Xenotransplantation of porcine cells, tissues or organs offers a promising strategy to address the critical shortage of human donor organs. However, cross-species pathogen transmission, instant blood-mediated inflammatory reaction (IBMIR)-related liver injury, chronic over-immunosuppression, and long-term safety remain major challenges in porcine islet xenotransplantation. In this study, we performed a clinical trial aimed to evaluate the biosafety of neonatal porcine islet xenotransplantation in patients with type 1 diabetes. Ten recipients were assigned to two groups receiving non-encapsulated neonatal islet cell clusters via the jugular-hepatic-portal vein at mean doses of 6354 ± 835 IEQ/kg and 11 600 ± 1100 IEQ/kg, respectively. Donor pigs originated from a highly inbred, PERV-C-negative colony reared in designated pathogen-free (DPF) conditions, with rigorous pathogen and PERV screening.

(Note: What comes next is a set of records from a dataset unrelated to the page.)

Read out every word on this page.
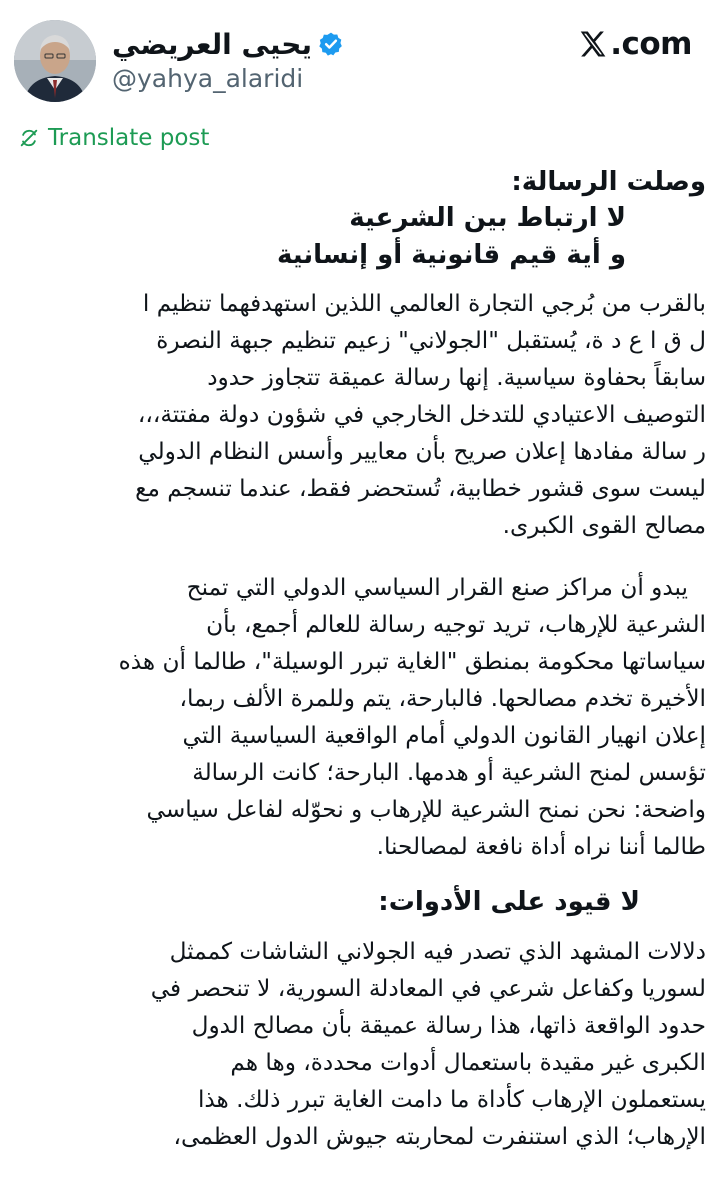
يحيى العريضي
@yahya_alaridi
.com
Translate post
وصلت الرسالة:
لا ارتباط بين الشرعية
و أية قيم قانونية أو إنسانية
بالقرب من بُرجي التجارة العالمي اللذين استهدفهما تنظيم ا
ل ق ا ع د ة، يُستقبل "الجولاني" زعيم تنظيم جبهة النصرة
سابقاً بحفاوة سياسية. إنها رسالة عميقة تتجاوز حدود
التوصيف الاعتيادي للتدخل الخارجي في شؤون دولة مفتتة،،،
ر سالة مفادها إعلان صريح بأن معايير وأسس النظام الدولي
ليست سوى قشور خطابية، تُستحضر فقط، عندما تنسجم مع
مصالح القوى الكبرى.
يبدو أن مراكز صنع القرار السياسي الدولي التي تمنح
الشرعية للإرهاب، تريد توجيه رسالة للعالم أجمع، بأن
سياساتها محكومة بمنطق "الغاية تبرر الوسيلة"، طالما أن هذه
الأخيرة تخدم مصالحها. فالبارحة، يتم وللمرة الألف ربما،
إعلان انهيار القانون الدولي أمام الواقعية السياسية التي
تؤسس لمنح الشرعية أو هدمها. البارحة؛ كانت الرسالة
واضحة: نحن نمنح الشرعية للإرهاب و نحوّله لفاعل سياسي
طالما أننا نراه أداة نافعة لمصالحنا.
لا قيود على الأدوات:
دلالات المشهد الذي تصدر فيه الجولاني الشاشات كممثل
لسوريا وكفاعل شرعي في المعادلة السورية، لا تنحصر في
حدود الواقعة ذاتها، هذا رسالة عميقة بأن مصالح الدول
الكبرى غير مقيدة باستعمال أدوات محددة، وها هم
يستعملون الإرهاب كأداة ما دامت الغاية تبرر ذلك. هذا
الإرهاب؛ الذي استنفرت لمحاربته جيوش الدول العظمى،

Immunosuppression included mycophenolate mofetil, tacrolimus, belatacept, and autologous regulatory T-cell therapy, combined with tocilizumab. Continuous low-dose heparin was infused via a portal vein catheter was used for 7 days as anticoagulation therapy. Recipients and spouses were monitored for over 5 years, with 7 followed for more than 10 years. No PERV transmission or transplant-related infections were detected in any recipient or contact during long-term follow-up. The procedure was safe and well-tolerated, with only transient liver function and coagulation changes and mild adverse events. Both groups showed reduced exogenous insulin requirements and markedly lower hypoglycemia incidence, with better glucose control in the higher-dose group. This study demonstrates that DPF PERV-C-free neonatal porcine islet xenotransplantation is biologically safe and partially effective, supporting its value as a reliable donor source and foundational platform for advancing clinical islet xenotransplantation. ClinicalTrials.gov identifier: NCT03162237.